Journal de voyage AUSTRALIE (16)
Étonnante géologie
Ochre Pits : Toute la gamme des pigments naturels, site sacré des Aborigènes
Nous faisons la connaissance du directeur de la galerie, que nous appellerons, ici, David. Il nous propose de retourner à l 'atelier pour prendre des photos des toiles que nous avons acquises avec leur auteurs, nos deux grand-mères peintres, Gloria et Jane, et de visionner une vidéo tournée il y a plusieurs années par les Aborigènes eux-mêmes. Cette vidéo, qui montre des danses traditionnelles avec les rythmes et les peintures corporelles correspondantes a été tournée pour garder trace de la musique et des figures ( et je pense à la demande des Blancs), mais il ne s'agit en aucun cas de cérémonies réelles, lesquelles sont secrètes au point qu'elle ne se montrent ni aux non initiés ni entre hommes et femmes. Les premiers ethnologues, des hommes, ont écrit bien souvent que les femmes étaient interdites de cérémonies religieuses, en fait, elle ont leurs propres cérémonies qui sont interdites aux hommes. Il a fallu attendre des ethnologues femmes pour les décrire (par exemple Barbara Glowczewski*). Ils appellent cela « Business men » et « Business women » Nous acceptons avec enthousiasme et prenons date pour le surlendemain.
Le lendemain nous partons faire un périple dans les Monts West Mac Donnell. Il s'agit d'une chaînes de montagnes qui s'étend sur 150 kms au nord ouest d'Alice Spring. La route est goudronnée jusqu'à un point d'eau qui s'appelle Glen Helen gorge et où l'on peu dormir en bungalow. Sur le trajet, de nombreux sites intéressants, généralement des points d'eau qui surgissent miraculeusement dans ce désert aride où toute trace d'humidité semble absente en cette saison.
Nous prenons la route, espérant toujours voir un kangourou vivant... mais rien. De temps en temps, nous nous déroutons et empruntons un tronçon de piste pour atteindre un site. Ainsi voyons nous Simpson Gap, petite étendue d'eau glacée qui sourd entre deux énormes roches rouges et brûlants. La géologie de l'Australie me paraît tout aussi mystérieuse que ses premiers habitants! Nous avons le plaisir de contemple enfin toute une troupe de Wallabies, ces kangourous miniatures, qui vivent dans les rochers.
Plus loin, même phénomène à Ellery creek. C'est même un grand plan d'eau avec baignade et tables de pique nique. On peut partir de ce point pour faire de petites ou grandes randonnées à pied. Un panneau vous informe qu'il faut prévoir beaucoup d'eau, être respectueux des lieux qui appartiennent aux Aborigènes et laisser trace de son départ sur un petit cahier proposé à cet effet. Ainsi, si vous ne réapparaissez pas, les Rangers pourront se mettre à votre recherche. Il est vrai que la chaleur est terrifiante, et que les simples parcours à pieds pour rejoindre les sites sont épuisants. Nous renonçons à marcher d'avantage de crainte qu'un effort prolongé ne nous fasse tomber comme des mouches, d'autant que Nico n'est pas encore totalement remis de son coup de chaleur d'Alice Spring.
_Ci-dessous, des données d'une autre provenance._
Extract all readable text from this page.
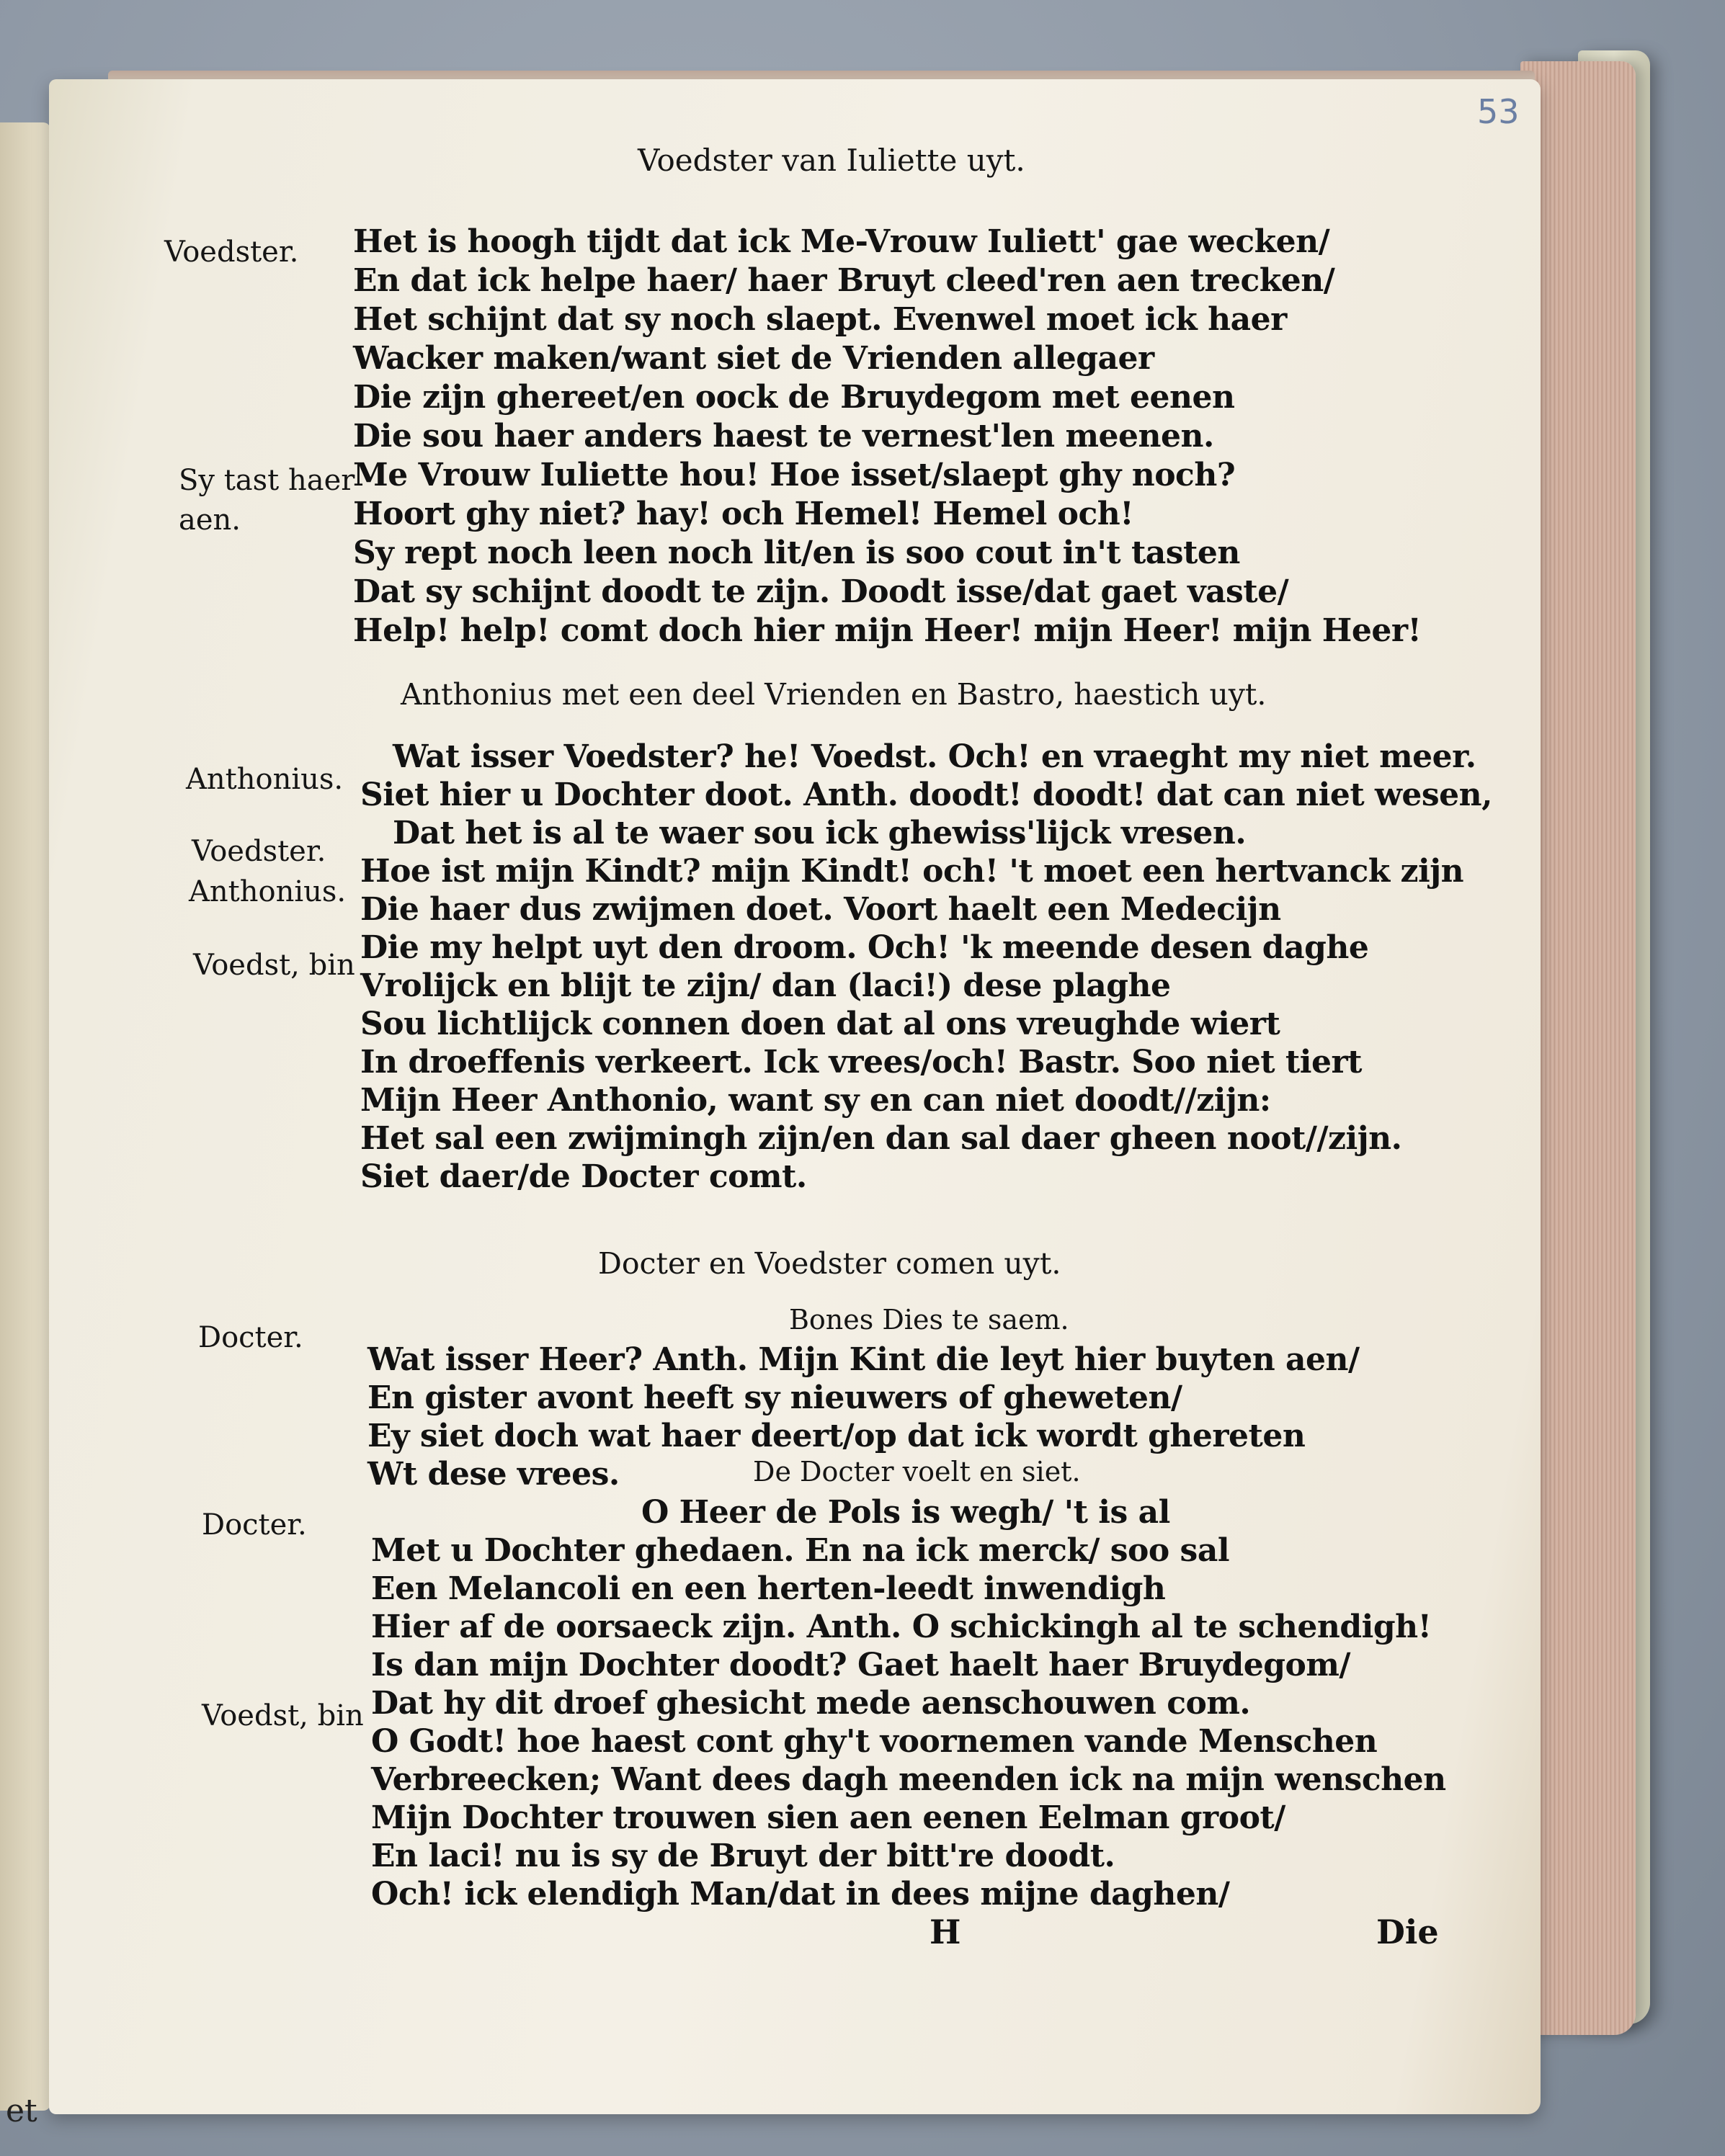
et
53
Voedster van Iuliette uyt.
Voedster.
Sy tast haer
aen.
Het is hoogh tijdt dat ick Me-Vrouw Iuliett' gae wecken/
En dat ick helpe haer/ haer Bruyt cleed'ren aen trecken/
Het schijnt dat sy noch slaept. Evenwel moet ick haer
Wacker maken/want siet de Vrienden allegaer
Die zijn ghereet/en oock de Bruydegom met eenen
Die sou haer anders haest te vernest'len meenen.
Me Vrouw Iuliette hou! Hoe isset/slaept ghy noch?
Hoort ghy niet? hay! och Hemel! Hemel och!
Sy rept noch leen noch lit/en is soo cout in't tasten
Dat sy schijnt doodt te zijn. Doodt isse/dat gaet vaste/
Help! help! comt doch hier mijn Heer! mijn Heer! mijn Heer!
Anthonius met een deel Vrienden en Bastro, haestich uyt.
Anthonius.
Voedster.
Anthonius.
Voedst, bin
Wat isser Voedster? he! Voedst. Och! en vraeght my niet meer.
Siet hier u Dochter doot. Anth. doodt! doodt! dat can niet wesen,
Dat het is al te waer sou ick ghewiss'lijck vresen.
Hoe ist mijn Kindt? mijn Kindt! och! 't moet een hertvanck zijn
Die haer dus zwijmen doet. Voort haelt een Medecijn
Die my helpt uyt den droom. Och! 'k meende desen daghe
Vrolijck en blijt te zijn/ dan (laci!) dese plaghe
Sou lichtlijck connen doen dat al ons vreughde wiert
In droeffenis verkeert. Ick vrees/och! Bastr. Soo niet tiert
Mijn Heer Anthonio, want sy en can niet doodt//zijn:
Het sal een zwijmingh zijn/en dan sal daer gheen noot//zijn.
Siet daer/de Docter comt.
Docter en Voedster comen uyt.
Docter.
Bones Dies te saem.
Wat isser Heer? Anth. Mijn Kint die leyt hier buyten aen/
En gister avont heeft sy nieuwers of gheweten/
Ey siet doch wat haer deert/op dat ick wordt ghereten
Wt dese vrees.	De Docter voelt en siet.
Docter.	O Heer de Pols is wegh/ 't is al
Met u Dochter ghedaen. En na ick merck/ soo sal
Een Melancoli en een herten-leedt inwendigh
Hier af de oorsaeck zijn. Anth. O schickingh al te schendigh!
Is dan mijn Dochter doodt? Gaet haelt haer Bruydegom/
Voedst, bin Dat hy dit droef ghesicht mede aenschouwen com.
O Godt! hoe haest cont ghy't voornemen vande Menschen
Verbreecken; Want dees dagh meenden ick na mijn wenschen
Mijn Dochter trouwen sien aen eenen Eelman groot/
En laci! nu is sy de Bruyt der bitt're doodt.
Och! ick elendigh Man/dat in dees mijne daghen/
H	Die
A propos de mouches, j'en ai déjà parlé, elles sont toujours là, à s'insinuer dans tous les orifices avec un sans gêne effarant. La plupart des gens sont équipés de filet à mouches, mais pas nous.
Plus loin, nous visitions un site sacré ancestral qui s'appelle Ochre pits. Il s'agit d'un gisement de pigments. Là une sorte de falaise laisse apparaître des terres qui vont du blanc pur au jaune primaire en passant par tous les ocres rouges et même une terre verdâtre. L'endroit comme souvent en Australie est aménagé de façon à ce que vous puissiez tout voir sans perturber le lieu et en toute sécurité. Il s'agit souvent d'un parcours sur planches qui domine les sites. Cela s'intègre assez bien dans le paysage . Nous respectons ces parcours tout en trouvant cela assez frustrant. Des photos d'archives de la tribu locale sont présentées, et on voit à nouveau des gens grands, minces et musclés, fiers et pleins de la force de leur immémoriale culture... si éloignés dans leur allure de la population que l'on voit dans les villes! et l'on mesure à quel point notre civilisation est destructrice...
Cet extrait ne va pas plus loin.